Когда снова обрел я некоторую способность к рассуждению, то предположил, что за время моего сна принесли сюда мертвое тело. Я был уверен, что прежде его не было.
«Наверно, это какой-то несчастный, которого удавили, и хотят упредить меня об уготованной участи», – сказал я себе с отчаянием, обратившим ужас мой в ожесточение, и, дабы окончательно удостовериться, в третий раз потянулся к ледяной руке. Но, повернувшись, обнаружил вдруг, что это всего лишь моя другая рука! Омертвившись под тяжестью моего тела, которое прижимало ее к твердому полу, потеряла она теплоту, чувствительность и способность к шевелению.

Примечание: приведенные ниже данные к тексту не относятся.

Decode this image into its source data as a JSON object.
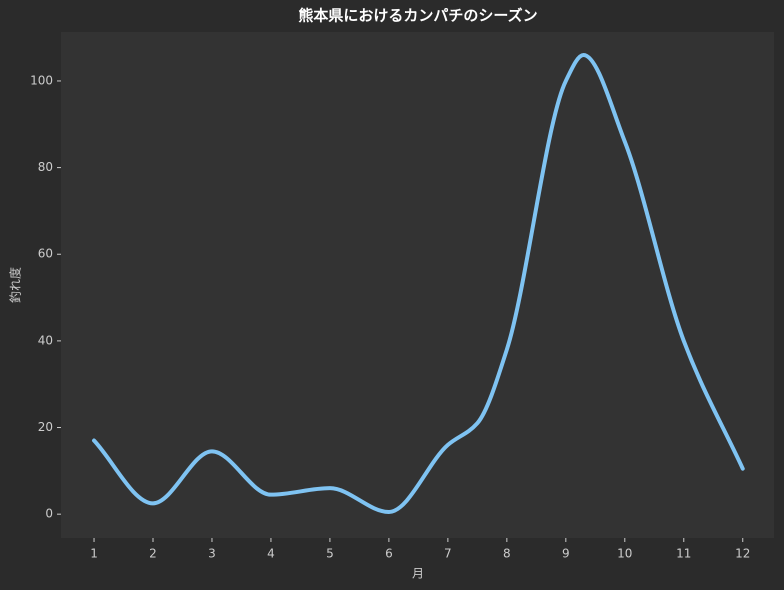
{
  "chart_data": {
    "type": "line",
    "title": "熊本県におけるカンパチのシーズン",
    "x_label": "月",
    "y_label": "釣れ度",
    "x": [
      1,
      2,
      3,
      4,
      5,
      6,
      7,
      7.5,
      8,
      9,
      9.3,
      10,
      11,
      12
    ],
    "series": [
      {
        "name": "釣れ度",
        "color": "#7fc3f2",
        "values": [
          17,
          2.5,
          14.5,
          4.5,
          6,
          0.5,
          16,
          21,
          38,
          100,
          106,
          86,
          40,
          10.5
        ]
      }
    ],
    "xlim": [
      0.44,
      12.53
    ],
    "ylim": [
      -5.5,
      111.3
    ],
    "xticks": [
      1,
      2,
      3,
      4,
      5,
      6,
      7,
      8,
      9,
      10,
      11,
      12
    ],
    "yticks": [
      0,
      20,
      40,
      60,
      80,
      100
    ],
    "grid": false
  }
}
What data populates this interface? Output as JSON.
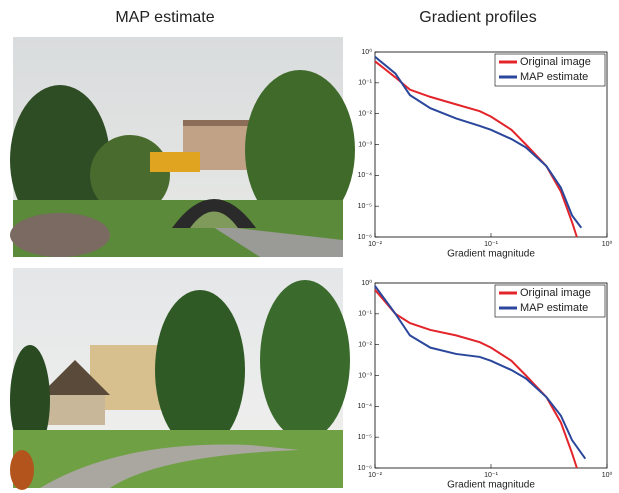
{
  "headings": [
    "MAP estimate",
    "Gradient profiles"
  ],
  "chart_data": [
    {
      "type": "line",
      "xlabel": "Gradient magnitude",
      "xscale": "log",
      "yscale": "log",
      "xlim": [
        0.01,
        1
      ],
      "ylim": [
        1e-06,
        1
      ],
      "xticks": [
        {
          "value": 0.01,
          "label": "10⁻²"
        },
        {
          "value": 0.1,
          "label": "10⁻¹"
        },
        {
          "value": 1,
          "label": "10⁰"
        }
      ],
      "yticks": [
        {
          "value": 1e-06,
          "label": "10⁻⁶"
        },
        {
          "value": 1e-05,
          "label": "10⁻⁵"
        },
        {
          "value": 0.0001,
          "label": "10⁻⁴"
        },
        {
          "value": 0.001,
          "label": "10⁻³"
        },
        {
          "value": 0.01,
          "label": "10⁻²"
        },
        {
          "value": 0.1,
          "label": "10⁻¹"
        },
        {
          "value": 1,
          "label": "10⁰"
        }
      ],
      "legend": "upper right",
      "series": [
        {
          "name": "Original image",
          "color": "#e3242b",
          "x": [
            0.01,
            0.015,
            0.02,
            0.03,
            0.05,
            0.08,
            0.1,
            0.15,
            0.2,
            0.3,
            0.4,
            0.5,
            0.55
          ],
          "values": [
            0.5,
            0.15,
            0.06,
            0.035,
            0.02,
            0.012,
            0.008,
            0.003,
            0.001,
            0.0002,
            3e-05,
            3e-06,
            1e-06
          ]
        },
        {
          "name": "MAP estimate",
          "color": "#2b479c",
          "x": [
            0.01,
            0.015,
            0.02,
            0.03,
            0.05,
            0.08,
            0.1,
            0.15,
            0.2,
            0.3,
            0.4,
            0.5,
            0.6
          ],
          "values": [
            0.7,
            0.2,
            0.04,
            0.015,
            0.007,
            0.004,
            0.003,
            0.0015,
            0.0008,
            0.0002,
            4e-05,
            5e-06,
            2e-06
          ]
        }
      ]
    },
    {
      "type": "line",
      "xlabel": "Gradient magnitude",
      "xscale": "log",
      "yscale": "log",
      "xlim": [
        0.01,
        1
      ],
      "ylim": [
        1e-06,
        1
      ],
      "xticks": [
        {
          "value": 0.01,
          "label": "10⁻²"
        },
        {
          "value": 0.1,
          "label": "10⁻¹"
        },
        {
          "value": 1,
          "label": "10⁰"
        }
      ],
      "yticks": [
        {
          "value": 1e-06,
          "label": "10⁻⁶"
        },
        {
          "value": 1e-05,
          "label": "10⁻⁵"
        },
        {
          "value": 0.0001,
          "label": "10⁻⁴"
        },
        {
          "value": 0.001,
          "label": "10⁻³"
        },
        {
          "value": 0.01,
          "label": "10⁻²"
        },
        {
          "value": 0.1,
          "label": "10⁻¹"
        },
        {
          "value": 1,
          "label": "10⁰"
        }
      ],
      "legend": "upper right",
      "series": [
        {
          "name": "Original image",
          "color": "#e3242b",
          "x": [
            0.01,
            0.015,
            0.02,
            0.03,
            0.05,
            0.08,
            0.1,
            0.15,
            0.2,
            0.3,
            0.4,
            0.5,
            0.55
          ],
          "values": [
            0.6,
            0.1,
            0.05,
            0.03,
            0.02,
            0.012,
            0.008,
            0.003,
            0.001,
            0.0002,
            3e-05,
            3e-06,
            1e-06
          ]
        },
        {
          "name": "MAP estimate",
          "color": "#2b479c",
          "x": [
            0.01,
            0.015,
            0.02,
            0.03,
            0.05,
            0.08,
            0.1,
            0.15,
            0.2,
            0.3,
            0.4,
            0.5,
            0.65
          ],
          "values": [
            0.8,
            0.1,
            0.02,
            0.008,
            0.005,
            0.004,
            0.003,
            0.0015,
            0.0008,
            0.0002,
            5e-05,
            8e-06,
            2e-06
          ]
        }
      ]
    }
  ]
}
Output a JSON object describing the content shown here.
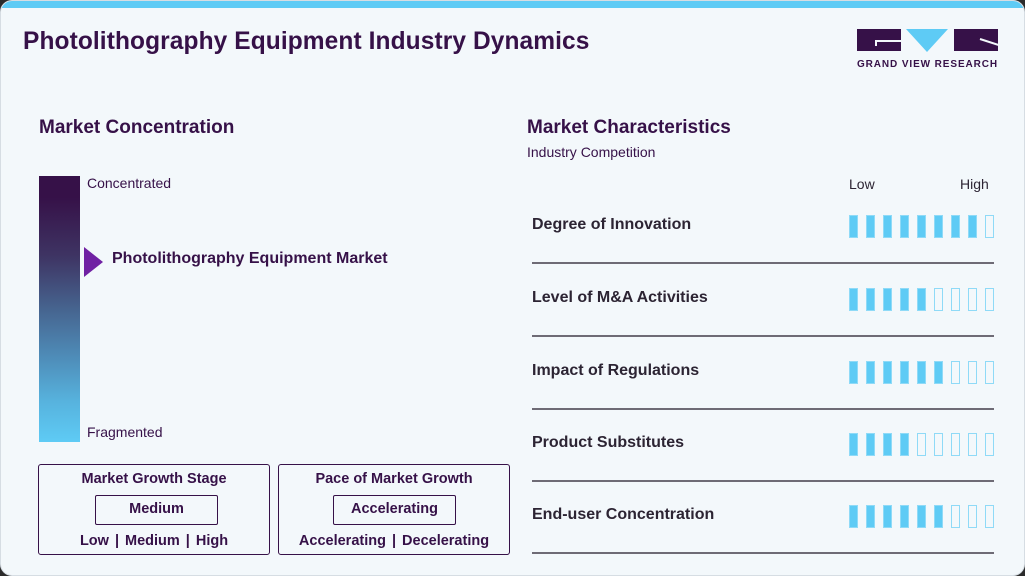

Приключение сие, несмотря на некоторую комичность, отнюдь не развеселило меня. Напротив, в голову внедрились самые черные мысли. Я понял, что попал в такое место, где ложь выглядела истиной, а правда обманом, где алчущее воображение приносит разум в жертву или химерической надежде, или беспросветному отчаянию. Впервые в жизни, тридцати лет от роду, призвал я себе на помощь философию, все зачатки коей уже содержались в душе моей, но пользоваться которыми не имел я до сего времени надобности.
Полагаю, что большинство смертных до последнего своего часа так и не прибегают к помощи рассуждения, и сие проистекает отнюдь не вследствие недостаточности разума, а лишь из-за отсутствия какого-либо сверхобыкновенного потрясения, необходимого для возбуждения мыслительных способностей.